In this sense may this edition of only a small section of Balkan’s stories, but we are certain that the author’s humanism will conquer the hearts of his English readers.

The Wolf and the Rams

Once upon a time, a wolf went out hunting in some lowlands. He wandered here; he wandered there, and at first, he came upon two rams that were grazing, side by side.

Ha, now rams, I will eat you, said the Wolf, both of you.

Ah, indeed you will eat us, Oh Wolf answered the two. But do you know what we’d like? For the time being, eat just one of us, because the two of us together at one sitting will be far too much for you. Leave one of us for tomorrow. You know the people’s saying: There are more days than there are banquets’. You should let us have our way in this matter and do you know why? Because we’re thinking of your own good. As for us, why we’re only rams. Our destiny is to be served up as someone’s dinner. But seeing you’ve found us well you eat us. Our owner seems to have deserted us, anyway. So, you eat us and just leave our horns as a memento for him. It will serve him right! So you see our request is that you eat one of us today, and the other tomorrow. Now listen, the best method of arranging it is this. You stand over there on that flat piece of ground. From where you’ll stand, one of us will walk one hundred paces to your left, and the other one hundred paces to your right. Then we’ll race towards you. You can eat the winner of the race tomorrow and eat the loser today. What do you say, oh Wolf? Don’t you agree it’s a good idea? Come on, let’s start to the race"!

Fine, replied the Wolf to the rams, if it makes you happy.

The Wolf sat down on the designated spot and started to sharpen his teeth in anticipation of a juicy meal of mutton. The rams paced out the correct distance, one in one direction, the other in the opposite direction. Suddenly they began to run.

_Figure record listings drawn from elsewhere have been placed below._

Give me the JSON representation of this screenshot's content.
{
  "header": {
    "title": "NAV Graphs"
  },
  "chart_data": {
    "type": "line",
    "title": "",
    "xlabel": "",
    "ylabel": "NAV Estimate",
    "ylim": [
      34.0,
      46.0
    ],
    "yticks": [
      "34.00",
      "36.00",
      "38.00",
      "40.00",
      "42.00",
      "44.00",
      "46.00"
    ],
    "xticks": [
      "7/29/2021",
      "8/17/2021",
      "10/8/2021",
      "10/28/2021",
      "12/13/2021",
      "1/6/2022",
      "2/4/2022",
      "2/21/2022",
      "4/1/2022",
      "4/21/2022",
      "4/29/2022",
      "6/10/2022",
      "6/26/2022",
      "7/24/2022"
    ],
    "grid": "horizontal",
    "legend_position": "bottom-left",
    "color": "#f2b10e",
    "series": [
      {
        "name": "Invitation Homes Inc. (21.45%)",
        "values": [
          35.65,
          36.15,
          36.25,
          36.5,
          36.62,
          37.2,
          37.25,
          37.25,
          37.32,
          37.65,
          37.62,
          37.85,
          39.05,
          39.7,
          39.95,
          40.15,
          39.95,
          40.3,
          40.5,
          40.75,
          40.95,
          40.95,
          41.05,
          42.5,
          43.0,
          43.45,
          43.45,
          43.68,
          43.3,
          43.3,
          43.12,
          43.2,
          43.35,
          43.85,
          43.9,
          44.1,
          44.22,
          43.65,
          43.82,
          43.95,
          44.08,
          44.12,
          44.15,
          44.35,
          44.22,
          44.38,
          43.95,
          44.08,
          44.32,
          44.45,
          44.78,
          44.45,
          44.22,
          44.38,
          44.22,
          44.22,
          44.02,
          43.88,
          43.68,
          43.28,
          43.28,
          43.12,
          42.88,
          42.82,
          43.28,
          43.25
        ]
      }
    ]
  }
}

They charged towards the Wolf as fast and hard as they could and butted him so violently with their horns; they winded him completely and left him barely breathing.

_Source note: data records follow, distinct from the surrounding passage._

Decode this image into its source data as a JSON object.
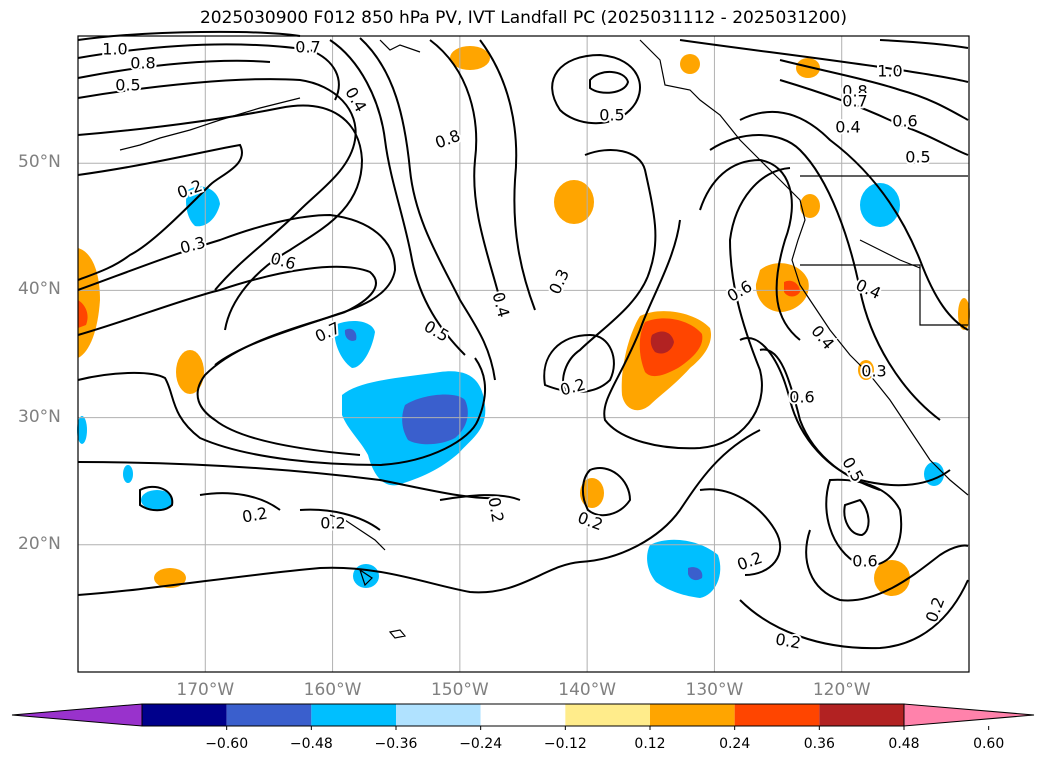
{
  "title": "2025030900 F012 850 hPa PV, IVT Landfall PC (2025031112 - 2025031200)",
  "map": {
    "projection": "lat-lon",
    "lon_range": [
      -180,
      -110
    ],
    "lat_range": [
      10,
      60
    ],
    "lat_ticks": [
      {
        "value": 20,
        "label": "20°N"
      },
      {
        "value": 30,
        "label": "30°N"
      },
      {
        "value": 40,
        "label": "40°N"
      },
      {
        "value": 50,
        "label": "50°N"
      }
    ],
    "lon_ticks": [
      {
        "value": -170,
        "label": "170°W"
      },
      {
        "value": -160,
        "label": "160°W"
      },
      {
        "value": -150,
        "label": "150°W"
      },
      {
        "value": -140,
        "label": "140°W"
      },
      {
        "value": -130,
        "label": "130°W"
      },
      {
        "value": -120,
        "label": "120°W"
      }
    ],
    "gridlines": true,
    "contour_labels": [
      "1.0",
      "0.8",
      "0.5",
      "0.7",
      "0.4",
      "0.8",
      "0.5",
      "1.0",
      "0.8",
      "0.7",
      "0.4",
      "0.6",
      "0.5",
      "0.2",
      "0.3",
      "0.6",
      "0.3",
      "0.4",
      "0.6",
      "0.4",
      "0.7",
      "0.5",
      "0.2",
      "0.4",
      "0.3",
      "0.6",
      "0.2",
      "0.2",
      "0.2",
      "0.2",
      "0.5",
      "0.6",
      "0.2",
      "0.2",
      "0.2"
    ],
    "contour_color": "#000000"
  },
  "colorbar": {
    "extend": "both",
    "colors": [
      "#9932cc",
      "#00008b",
      "#3a5fcd",
      "#00bfff",
      "#b0e2ff",
      "#ffffff",
      "#ffec8b",
      "#ffa500",
      "#ff4500",
      "#b22222",
      "#ff82ab"
    ],
    "tick_labels": [
      "−0.60",
      "−0.48",
      "−0.36",
      "−0.24",
      "−0.12",
      "0.12",
      "0.24",
      "0.36",
      "0.48",
      "0.60"
    ]
  },
  "legend_colors": {
    "neg_strong": "#3a5fcd",
    "neg_mid": "#00bfff",
    "neg_weak": "#b0e2ff",
    "pos_weak": "#ffec8b",
    "pos_mid": "#ffa500",
    "pos_strong": "#ff4500",
    "pos_max": "#b22222"
  }
}
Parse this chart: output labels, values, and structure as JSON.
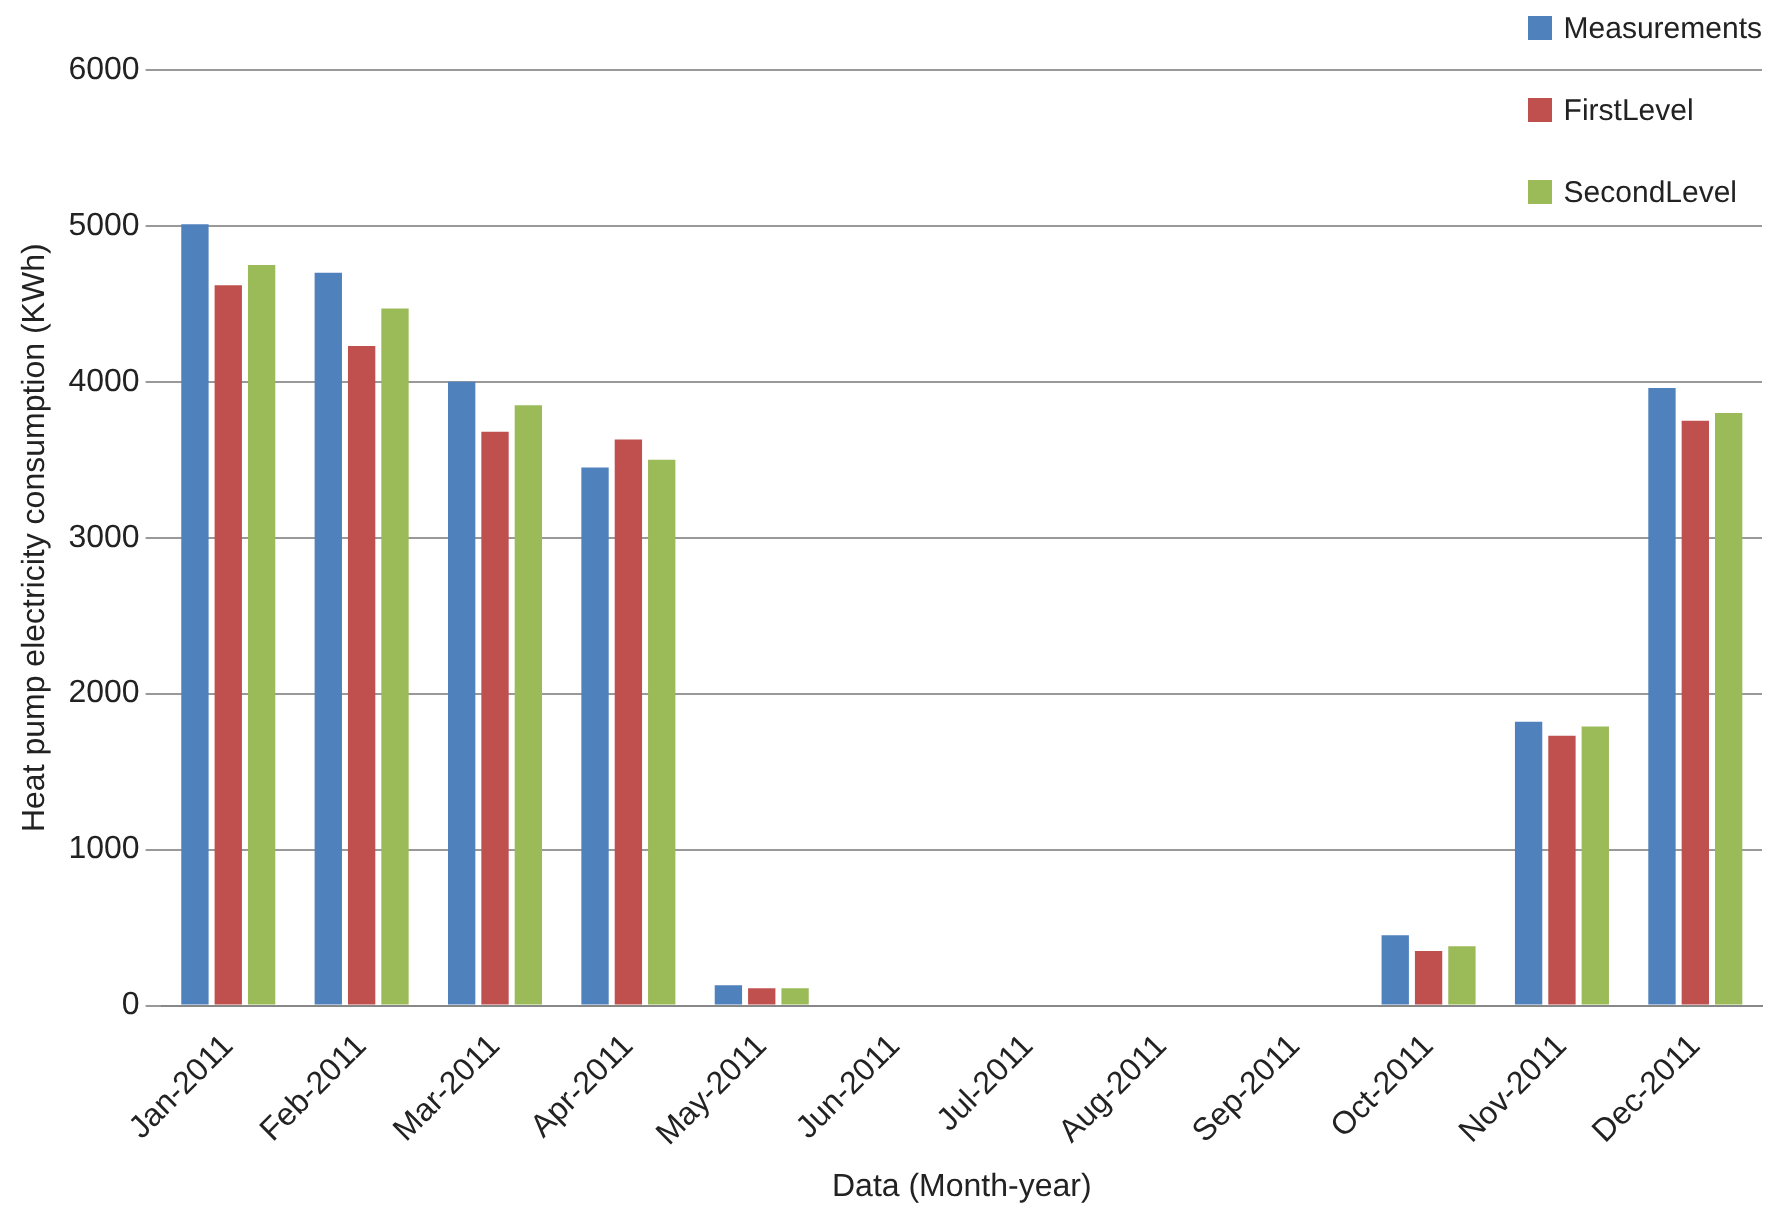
{
  "chart_data": {
    "type": "bar",
    "xlabel": "Data (Month-year)",
    "ylabel": "Heat pump electricity consumption (KWh)",
    "categories": [
      "Jan-2011",
      "Feb-2011",
      "Mar-2011",
      "Apr-2011",
      "May-2011",
      "Jun-2011",
      "Jul-2011",
      "Aug-2011",
      "Sep-2011",
      "Oct-2011",
      "Nov-2011",
      "Dec-2011"
    ],
    "series": [
      {
        "name": "Measurements",
        "color": "#4f81bd",
        "values": [
          5010,
          4700,
          4000,
          3450,
          130,
          0,
          0,
          0,
          0,
          450,
          1820,
          3960
        ]
      },
      {
        "name": "FirstLevel",
        "color": "#c0504d",
        "values": [
          4620,
          4230,
          3680,
          3630,
          110,
          0,
          0,
          0,
          0,
          350,
          1730,
          3750
        ]
      },
      {
        "name": "SecondLevel",
        "color": "#9bbb59",
        "values": [
          4750,
          4470,
          3850,
          3500,
          110,
          0,
          0,
          0,
          0,
          380,
          1790,
          3800
        ]
      }
    ],
    "ylim": [
      0,
      6000
    ],
    "yticks": [
      0,
      1000,
      2000,
      3000,
      4000,
      5000,
      6000
    ],
    "grid": "y",
    "legend": "top right"
  }
}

Aahhhh! gasped the Wolf. Poor me; what a fate, and he collapsed, barely conscious.

In the meantime, the rams ran home to their owner in the village as fast as they could.

After the Wolf revived, he got up and said out aloud to himself, What a blockhead! Why did you need to leave one ram for tomorrow? As soon as you find something-eat it if you find nothing-go hungry. Since when have you been a gourmet?

He set out on the hunt again. Luck was with him, for not far away there was a mule, grazing. The Wolf said to the Mule, Ha, now Mule, I will eat you.